In most areas, markets are changing rapidly. Some parts of the country have reported as much as a 10% change in home prices within a quarter. That doesn’t take into account the rapid appreciation and depreciation that can take place with the entrance of a major employer to an area, or the devastation to real estate prices that can accompany a natural disaster.
When an agent gathers information for a seller, that data only applies to the current market. If the seller is three to six months away from being ready to sell, the homes that are featured in the comparables will already be sold, and a new group of competing homes will be on the market, and the comparables and marketing plan will have to be revised to benefit the seller in that market. In other words, every bit of information that the agent gave the seller is essentially worthless unless they plan to list their home for sale immediately.

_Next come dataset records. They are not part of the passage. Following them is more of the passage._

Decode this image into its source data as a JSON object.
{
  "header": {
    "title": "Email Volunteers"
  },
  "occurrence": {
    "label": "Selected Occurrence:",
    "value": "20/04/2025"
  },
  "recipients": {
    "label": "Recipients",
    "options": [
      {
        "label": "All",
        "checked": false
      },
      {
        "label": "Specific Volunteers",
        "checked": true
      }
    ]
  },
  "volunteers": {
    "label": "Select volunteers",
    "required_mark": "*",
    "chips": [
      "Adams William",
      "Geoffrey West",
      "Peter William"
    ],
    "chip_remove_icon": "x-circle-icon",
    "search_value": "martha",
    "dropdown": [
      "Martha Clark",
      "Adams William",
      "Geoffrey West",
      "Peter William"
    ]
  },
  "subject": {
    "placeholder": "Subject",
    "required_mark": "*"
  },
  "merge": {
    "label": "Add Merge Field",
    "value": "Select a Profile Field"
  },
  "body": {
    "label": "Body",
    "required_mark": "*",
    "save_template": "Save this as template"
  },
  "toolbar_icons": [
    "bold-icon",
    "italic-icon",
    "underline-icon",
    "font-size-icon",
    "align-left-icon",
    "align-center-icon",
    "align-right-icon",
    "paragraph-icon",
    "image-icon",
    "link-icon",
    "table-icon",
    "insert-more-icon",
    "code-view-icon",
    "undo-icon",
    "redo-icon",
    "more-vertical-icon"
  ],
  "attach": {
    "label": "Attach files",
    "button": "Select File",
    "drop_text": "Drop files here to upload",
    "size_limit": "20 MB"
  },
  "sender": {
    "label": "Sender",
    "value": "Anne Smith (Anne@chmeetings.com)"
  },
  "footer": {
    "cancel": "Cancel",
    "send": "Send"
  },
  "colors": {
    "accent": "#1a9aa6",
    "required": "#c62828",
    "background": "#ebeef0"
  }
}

You may wonder why agents are willing to work so hard when the promise of the listing is months away, or may even go to another agent. Some agents will happily work hard to secure your listing in the future, but more frequently, you will find that many of the best agents will not. First, there are other sellers to serve who are motivated to sell their homes now. Second, top agents can not afford to be burned. They only have their time and expertise to sell, so the better agents are learning to pass on unmotivated sellers who only want free information.
So which kind of seller are you? You may see yourself as a motivated seller, but one who has just a few decisions to make first. If so, here are a few things you can do so that the time you and your agent spend is productive, and not wasteful for either of you.
- Interview you agent honestly. Tell the agent up front that you don’t have a time frame, but share your basic plans and what the hurdles are. Perhaps the agent may have suggestions to move you forward.
- Use the agent’s expertise to advantage. Ask the agent for his/her advice as to what types of will be most useful to you in your particular situation. His/her answers may surprise you, as well as move you more quickly toward your goal.
- Be willing to pay for information. Many top agents will give you the comparables you want at a reasonable fee. Others may be willing to consult with you on an hourly basis until you are ready to sell. You can request that the consultation fees be rebated when you list and close your home with the agent.
- Don’t use an agent with the intention of stiffing him/her. Some sellers think it is okay to get all the information from one agent, usually the top producer in the area, and then give the listing to Aunt Sally. This is wrong and could come back to haunt you in ways you’ll never know. If you don’t trust Aunt Sally to do the work on your home from beginning to end, chances are she might have a less than stellar reputation in the marketplace, too. It’s a fact that good agents like to show other good agents’ homes, not the homes of people they don’t trust. Also, word gets around, including everything you told the agent (who no longer represents you). The agent is also free to share with other agents what her first impressions of your house really were. Think everything from fewer showings to no showings, and lower offers to no offers.
- Learn about agency. Before you divulge some types of information to an agent, make sure that the agent will be serving your interests exclusively in the transaction. If you don’t have a contract with the agent, s/he is under no obligation to keep what you tell him/her private, particularly when your home comes on the market via another agent.
- Keep the agent updated. If your plans start to gel, let the agent know. S/he may be able to take some actions on your behalf that will move things along.